Man grabs girl, 10, in attempted Winnipeg abduction
Parents urged to talk about safety with their children in light of recent suspicious incidents
An attempted abduction and similar recent incidents involving children in Winnipeg are prompting officials to offer safety tips to both children and their parents.
Winnipeg police say a 10-year-old girl was the target of an attempted abduction in the city's Crestview neighbourhood on Wednesday afternoon.
The girl was walking in the area of Lumsden Avenue and Kay Crescent at about 4 p.m. when a man grabbed her by the arm and said, "Let’s go to Hedges," police said, referring to Hedges Middle School nearby.
The girl was able to break free and run off. Police were then called.
The man is described as being six feet tall, about 25-30 years old, clean-shaven with a skinny build, black hair and scars on both hands. He was wearing a white shirt and black pants.
Anyone with information on the incident or suspect is asked to contact investigators at 204-986-2877 or Crime Stoppers at 204-786-TIPS (8477).
Crestview families on edge after attempted abduction
Brett Kirkby said he was holding his daughter's hand a little tighter.
He received a letter from her Lakewood School, along with other families, that the child who was almost abducted was in fact a Lakewood student, a 10-year-old girl.
Kirkby's daughter is seven.
"What if it was someone younger?" he said. "Or somebody who didn't maybe have her strength? It's just really upsetting."
Parents with children at both Hedges and other schools in the neighbourhood said they, too, were worried.
Daniel Blaquera has an 11-year-old daughter at Hedges and a 10-year-old son at Buchanan Elementary School.
"I feel really bad about it," he said.
Anne Gieg said she always tells her 11-year-old daughter, a student at Hedges, to be careful.
"I always advise my kid to stay within a group," she said. "Don't go into isolated areas."
Judy Goodman said her advice as a mother is to run kids through scenarios.
"It's real life," she said. "Kids are easily persuaded if they're animal lovers, if they're candy lovers."
Brett Kirby admits the attempted abduction has him second-guessing himself now about how to keep his daughter safe.
"Eventually I'd like to have her ride her bike, 'cause we're only two blocks from the school," he said. "It's not an easy decision now."
Man approached children outside school
Earlier this week, parents in the city's Lindenwoods neighbourhood were warned about a man approaching children outside a school twice in a two-week period.
In the more recent case, several children were playing outside Van Walleghem School when a man pulled up in a blue minivan, called out, "Hey, get in my car," and opened the rear sliding door.
The children ran away and police were called.
"It's a little bizarre that somebody would come back a second time into a community," Susan Schmidt, assistant superintendent of student services with the Pembina Trails School Division, told CBC News on Monday.
"I think what's really important is parents need to know where their kids are, and kids need to tell their parents where they are."

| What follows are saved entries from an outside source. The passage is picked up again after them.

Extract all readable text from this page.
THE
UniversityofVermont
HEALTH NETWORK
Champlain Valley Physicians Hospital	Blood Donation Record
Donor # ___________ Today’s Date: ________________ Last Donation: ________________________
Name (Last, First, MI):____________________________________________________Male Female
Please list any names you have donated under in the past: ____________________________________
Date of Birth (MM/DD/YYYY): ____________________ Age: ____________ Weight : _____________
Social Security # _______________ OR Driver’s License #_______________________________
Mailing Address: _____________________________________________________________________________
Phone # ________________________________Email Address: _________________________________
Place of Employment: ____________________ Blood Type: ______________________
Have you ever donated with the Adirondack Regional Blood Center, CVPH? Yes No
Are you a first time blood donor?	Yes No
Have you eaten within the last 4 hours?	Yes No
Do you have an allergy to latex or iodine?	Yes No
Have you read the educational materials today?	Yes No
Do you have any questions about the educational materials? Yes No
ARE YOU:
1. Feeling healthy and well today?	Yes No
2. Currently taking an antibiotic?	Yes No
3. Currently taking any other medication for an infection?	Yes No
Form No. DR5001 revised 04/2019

Schmidt said teachers have since stepped up lessons from a safety program called Kids in the Know. As well, letters were sent home to parents warning them of the incidents.
Tips for being safe
The Kids in the Know program is offered by the Canadian Centre for Child Protection.
On Thursday, officials said children will be playing outside more often now that the weather is warmer, so it's important for parents and caregivers to talk to their children about being safe.
"We know that 'stranger danger' is an outdated and ineffective safety message in reducing a child’s risk of abduction and victimization,” Christy Dzikowicz of MissingKids.ca, a program of the Canadian Centre for Child Protection, stated in a news release.
"We need to teach children not to go anywhere with anyone without first receiving permission from their parents or guardians."
Some other safety strategies that children should use include:
- Using the buddy system when going places.
- Trusting their instincts — if someone makes them feel uncomfortable, they should shout, "No!" and run and tell someone they trust.
The organization also has a tip sheet for parents who want information about how to speak to children of different ages about being safe.
Schmidt said while the Pembina Trails School Division is teaching students how to protect themselves, staff don't want children to be scared.
"I hope these things don't happen frequently, but when they do, they are very alarming," she said.
"But we want our kids to feel safe and resilient and cared for in the community. That's the most important thing for every child."